From a perspective of an assembler, C, shell, and AWK programmer, Java has never been, nor will it ever be ready for anything. We use it at work (we run thousands of Java applications, written externally and in house), and it is a total piece of shit: 300 GB of RAM consumption on the average(!!!), CPU intensive, slow, not backwards compatible (try changing the Java runtime environment under an application and see how well that works for you). From my experience and point of view, Java is overcomplicated and unintuitive, even for the simplest of tasks. Furthermore, I deeply regret that Java was one of my core computer science courses at the university (way back when Java was all the rage). Personally, I would rather drop dead than use Java, and if they tried to force me to write code in it again, I would quit on the spot!

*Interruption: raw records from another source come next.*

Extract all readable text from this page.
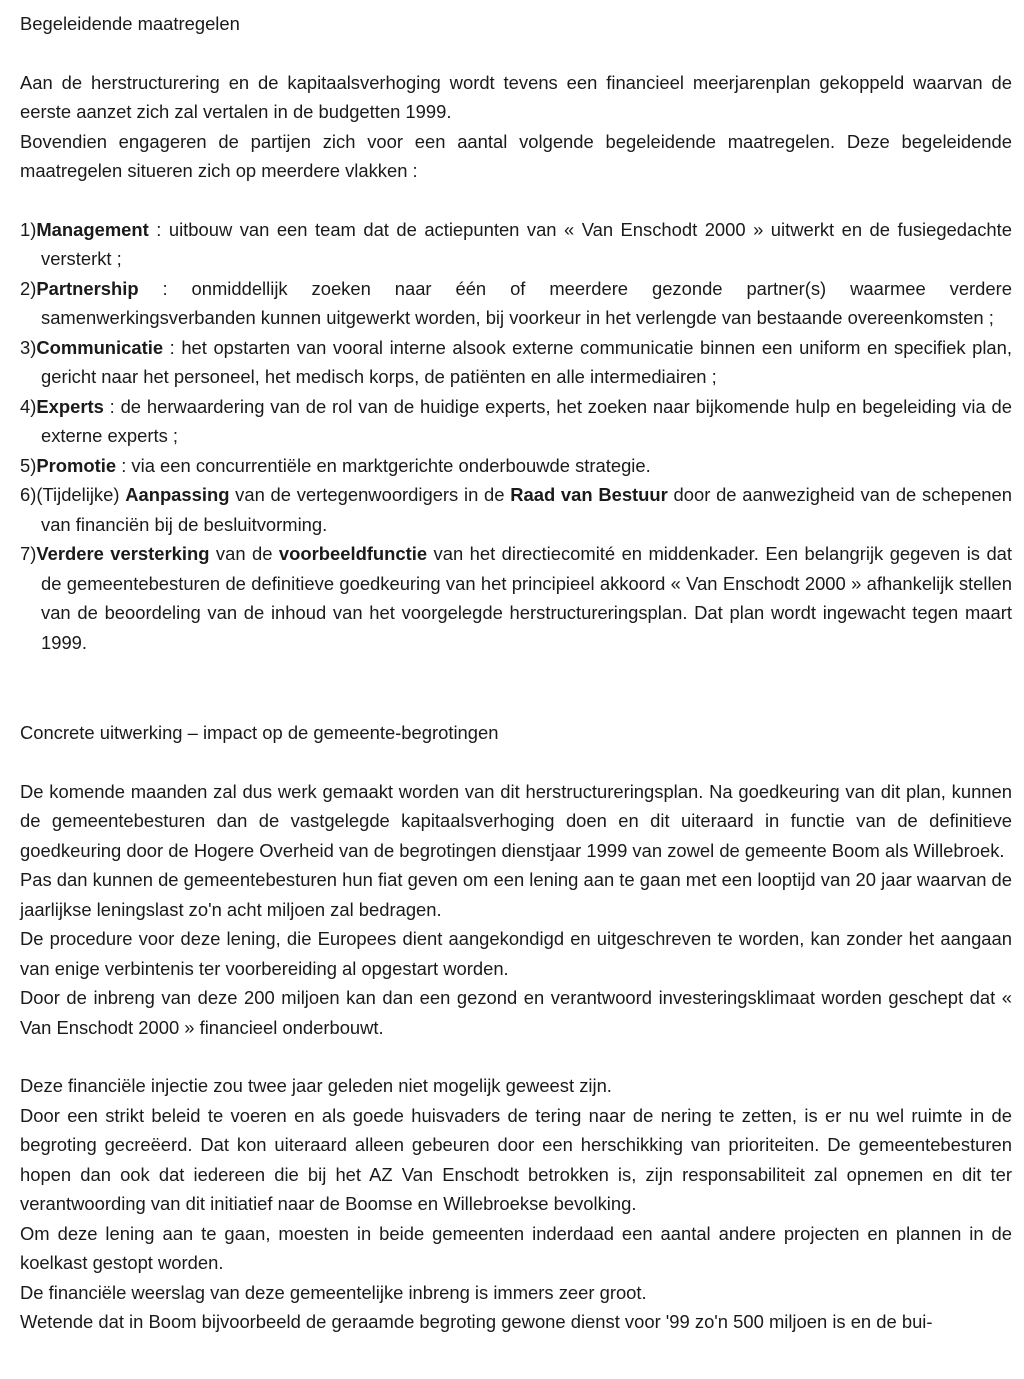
Begeleidende maatregelen

Aan de herstructurering en de kapitaalsverhoging wordt tevens een financieel meerjarenplan gekoppeld waarvan de eerste aanzet zich zal vertalen in de budgetten 1999.

Bovendien engageren de partijen zich voor een aantal volgende begeleidende maatregelen. Deze begeleidende maatregelen situeren zich op meerdere vlakken :

1)Management : uitbouw van een team dat de actiepunten van « Van Enschodt 2000 » uitwerkt en de fusiegedachte versterkt ;
2)Partnership : onmiddellijk zoeken naar één of meerdere gezonde partner(s) waarmee verdere samenwerkingsverbanden kunnen uitgewerkt worden, bij voorkeur in het verlengde van bestaande overeenkomsten ;
3)Communicatie : het opstarten van vooral interne alsook externe communicatie binnen een uniform en specifiek plan, gericht naar het personeel, het medisch korps, de patiënten en alle intermediairen ;
4)Experts : de herwaardering van de rol van de huidige experts, het zoeken naar bijkomende hulp en begeleiding via de externe experts ;
5)Promotie : via een concurrentiële en marktgerichte onderbouwde strategie.
6)(Tijdelijke) Aanpassing van de vertegenwoordigers in de Raad van Bestuur door de aanwezigheid van de schepenen van financiën bij de besluitvorming.
7)Verdere versterking van de voorbeeldfunctie van het directiecomité en middenkader. Een belangrijk gegeven is dat de gemeentebesturen de definitieve goedkeuring van het principieel akkoord « Van Enschodt 2000 » afhankelijk stellen van de beoordeling van de inhoud van het voorgelegde herstructureringsplan. Dat plan wordt ingewacht tegen maart 1999.
Concrete uitwerking – impact op de gemeente-begrotingen

De komende maanden zal dus werk gemaakt worden van dit herstructureringsplan. Na goedkeuring van dit plan, kunnen de gemeentebesturen dan de vastgelegde kapitaalsverhoging doen en dit uiteraard in functie van de definitieve goedkeuring door de Hogere Overheid van de begrotingen dienstjaar 1999 van zowel de gemeente Boom als Willebroek.

Pas dan kunnen de gemeentebesturen hun fiat geven om een lening aan te gaan met een looptijd van 20 jaar waarvan de jaarlijkse leningslast zo'n acht miljoen zal bedragen.

De procedure voor deze lening, die Europees dient aangekondigd en uitgeschreven te worden, kan zonder het aangaan van enige verbintenis ter voorbereiding al opgestart worden.

Door de inbreng van deze 200 miljoen kan dan een gezond en verantwoord investeringsklimaat worden geschept dat « Van Enschodt 2000 » financieel onderbouwt.

Deze financiële injectie zou twee jaar geleden niet mogelijk geweest zijn.

Door een strikt beleid te voeren en als goede huisvaders de tering naar de nering te zetten, is er nu wel ruimte in de begroting gecreëerd. Dat kon uiteraard alleen gebeuren door een herschikking van prioriteiten. De gemeentebesturen hopen dan ook dat iedereen die bij het AZ Van Enschodt betrokken is, zijn responsabiliteit zal opnemen en dit ter verantwoording van dit initiatief naar de Boomse en Willebroekse bevolking.

Om deze lening aan te gaan, moesten in beide gemeenten inderdaad een aantal andere projecten en plannen in de koelkast gestopt worden.

De financiële weerslag van deze gemeentelijke inbreng is immers zeer groot.

Wetende dat in Boom bijvoorbeeld de geraamde begroting gewone dienst voor '99 zo'n 500 miljoen is en de bui-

If I had it my way, Java would be a criminal offense carrying a minimum prison sentence of at least 20 years, and if I ever have my own company and I catch someone using Java, I will fire them on the spot with so much gusto! It will be so awesome.
`gcc` still as bugs. `clang` still has bugs. There was one recently on HN where one pass in clang caused undefined behavior in another. Are these not yet ready for prime time?
Furthermore, this is a known bug, and not too high priority probably since it's pretty rare to stack allocate something huge and then use it in a way that could cause a vulnerability (instead of crashing). The fix would involve replacing the segfault with a stack overflow, which also causes a crash.
> `gcc` still as bugs. `clang` still has bugs. There was one recently on HN where one pass in clang caused undefined behavior in another. Are these not yet ready for prime time?
I thought Rust was a language billing itself as safe. GCC and Clang are compilers, they have not mounted a campaign to bill themselves as safe, nor are they trying to bill themselves as the best thing since sliced bread.
In this case, it's not actually that much of a bug: the segfault is entirely controlled. Threads' stacks are allocated with a guard page at the end that is marked as inaccessible (at the OS level), so any access---read or write---will make the OS kill the process, via a segfault.
This particular type of segfault differs to typical segfaults in other languages because it is guaranteed to happen and guaranteed to be a segfault/kill the program. Segfaults in C code often hint at more serious bugs (e.g. use after free) that can be exploited for remote code execution etc.
The bug is that the stack overflow detection isn't perfect: if writes to particularly large stack frames happen in just the wrong way, then a program can write beyond the guard page instead of being killed. This is obviously unfortunate, and the fix is ensuring LLVM has support for stack problems on all platforms (it currently has them on Windows).
Yes, and this is a compiler bug. It is not a bug in the language, and it can be fixed once LLVM gets stack probes for platforms other than Windows (on which it already works). On Windows with rustc you can't cause this issue currently IIRC.
(It can be fixed in rustc itself by inserting stack probes on large stack allocations, but it won't be able to catch cases where LLVM moves things around and in the process creates a new large stack allocation; i.e. after tons of inlining)
Ultimately, it's very hard to weaponize a segfault caused by a stack overflow (and causing a segfault through a guard-page-skipping overflow itself is a rare thing), so as far as practical aspects are concerned, this doesn't really matter.
Like everyone has said so far, it's a bug, a bug which can and will be fixed.
All software has bugs. Of course, you can certainly decide the severity of each bug for your use-case, but you can find stuff that's just as nasty on any compiler's issue tracker.
AFAIK this could've been fixed in LLVM a long time ago, which would also help C code compiled with clang, although I believe stack probes are opt-in there.
We can't fix it fully in rustc because we don't know the stack size, which can grow with aggressive inlining, for example.
I suppose we could summarily probe allocas we know are larger than the page size, which would solve this particular situation (one large variable), but it's not a panacea.